"Right" and "Left" and "Top" and "Bottom"
If you are lying down, "above" and "below" continue to be with respect to gravity.
Hence, when you're lying down, the ground is below you, and the sky is above you.
You might refer to things "at your feet" or "behind your head".
To my right there's a wall, to my left there's a desk, above me there's a ceiling and below me there's a floor.
'Top' and 'bottom' are not directions (or prepositions), they are features of a static object by itself: 'the top of my head'.
'To my top' sounds like a direction but is somewhat infelicitous; it sounds like you are a box. You'd prefer to say 'towards my top' or 'towards my head' and that can come from any direction around the top/head.
'Above' and 'below' are the directions (and grammatically prepositions). They go in the direction according to gravity. If you are hanging upside-down, 'above you' is in the direction of your feet.
If you are on the space station with no gravity, it is relative to your head, 'above you' is always in the direction out the top of your head.

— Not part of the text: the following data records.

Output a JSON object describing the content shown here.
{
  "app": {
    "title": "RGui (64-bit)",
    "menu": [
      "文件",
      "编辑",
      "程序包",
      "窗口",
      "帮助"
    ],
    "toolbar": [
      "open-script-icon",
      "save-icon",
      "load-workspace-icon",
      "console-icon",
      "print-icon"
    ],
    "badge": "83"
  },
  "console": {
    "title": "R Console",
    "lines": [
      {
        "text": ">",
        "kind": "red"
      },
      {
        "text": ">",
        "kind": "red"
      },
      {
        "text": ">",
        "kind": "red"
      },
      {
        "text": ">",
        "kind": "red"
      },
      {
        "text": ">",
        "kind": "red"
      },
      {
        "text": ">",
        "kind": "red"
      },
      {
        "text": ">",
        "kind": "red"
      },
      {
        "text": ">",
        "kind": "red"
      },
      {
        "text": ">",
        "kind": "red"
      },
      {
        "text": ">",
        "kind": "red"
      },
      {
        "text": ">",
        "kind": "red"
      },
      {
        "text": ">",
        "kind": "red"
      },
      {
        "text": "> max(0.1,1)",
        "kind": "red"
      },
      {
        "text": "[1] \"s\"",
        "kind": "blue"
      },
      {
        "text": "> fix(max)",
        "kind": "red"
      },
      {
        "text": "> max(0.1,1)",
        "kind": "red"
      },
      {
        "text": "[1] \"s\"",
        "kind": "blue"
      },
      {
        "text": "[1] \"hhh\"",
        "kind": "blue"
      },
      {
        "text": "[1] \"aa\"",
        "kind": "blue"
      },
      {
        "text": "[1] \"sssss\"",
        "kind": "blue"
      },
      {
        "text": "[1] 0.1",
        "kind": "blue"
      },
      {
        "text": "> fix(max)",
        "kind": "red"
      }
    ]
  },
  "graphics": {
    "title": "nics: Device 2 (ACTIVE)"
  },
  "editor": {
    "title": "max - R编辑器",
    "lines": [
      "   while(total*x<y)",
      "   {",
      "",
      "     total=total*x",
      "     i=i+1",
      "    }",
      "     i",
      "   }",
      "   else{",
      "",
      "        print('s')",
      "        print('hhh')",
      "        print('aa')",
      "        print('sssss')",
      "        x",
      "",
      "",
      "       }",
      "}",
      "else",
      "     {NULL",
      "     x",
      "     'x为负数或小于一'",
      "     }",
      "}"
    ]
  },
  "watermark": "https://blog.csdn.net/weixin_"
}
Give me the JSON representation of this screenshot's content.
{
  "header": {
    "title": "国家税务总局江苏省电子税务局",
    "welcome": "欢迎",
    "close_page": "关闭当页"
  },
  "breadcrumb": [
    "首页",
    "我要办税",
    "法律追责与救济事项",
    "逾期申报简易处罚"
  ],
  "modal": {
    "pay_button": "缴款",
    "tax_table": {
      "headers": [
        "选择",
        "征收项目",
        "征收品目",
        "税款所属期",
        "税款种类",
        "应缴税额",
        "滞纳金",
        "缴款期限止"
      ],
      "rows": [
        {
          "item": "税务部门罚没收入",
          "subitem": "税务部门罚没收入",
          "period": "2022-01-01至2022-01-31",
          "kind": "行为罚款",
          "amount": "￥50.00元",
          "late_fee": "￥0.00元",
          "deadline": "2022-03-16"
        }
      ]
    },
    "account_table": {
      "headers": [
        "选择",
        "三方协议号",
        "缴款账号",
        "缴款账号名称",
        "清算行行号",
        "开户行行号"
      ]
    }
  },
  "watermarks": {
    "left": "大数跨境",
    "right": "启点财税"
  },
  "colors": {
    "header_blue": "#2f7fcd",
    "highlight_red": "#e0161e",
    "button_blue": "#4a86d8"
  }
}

But that is not particularly common usage. 'above you' is by far away from the pull of gravity.
If you are lying on the floor on or near Earth's surface on your back, I would take above you to mean above your ventral surface; that is, away from Earth's center, along a radius, out toward space.
Along the head-to-foot axis, or anteroposterior axis, "the polar opposite to the anterior end is the posterior end", your head being at the anterior end of your body, according to vertebrate directional terms in wikipedia.
The terms top and bottom are used ambiguously in your question, as top might refer to any of dorsal, ventral, or anterior, depending on whether you regard top as equal to spatial direction up, vs taking it as a body-relative term.
These questions (and many others) are answered in Fillmore's Santa Cruz Deixis Lectures. The one to read about these terms is Lecture 2, entitled simply "Space".
Since Fillmore is a far better writer, I forbear to summarize them here. Go the source.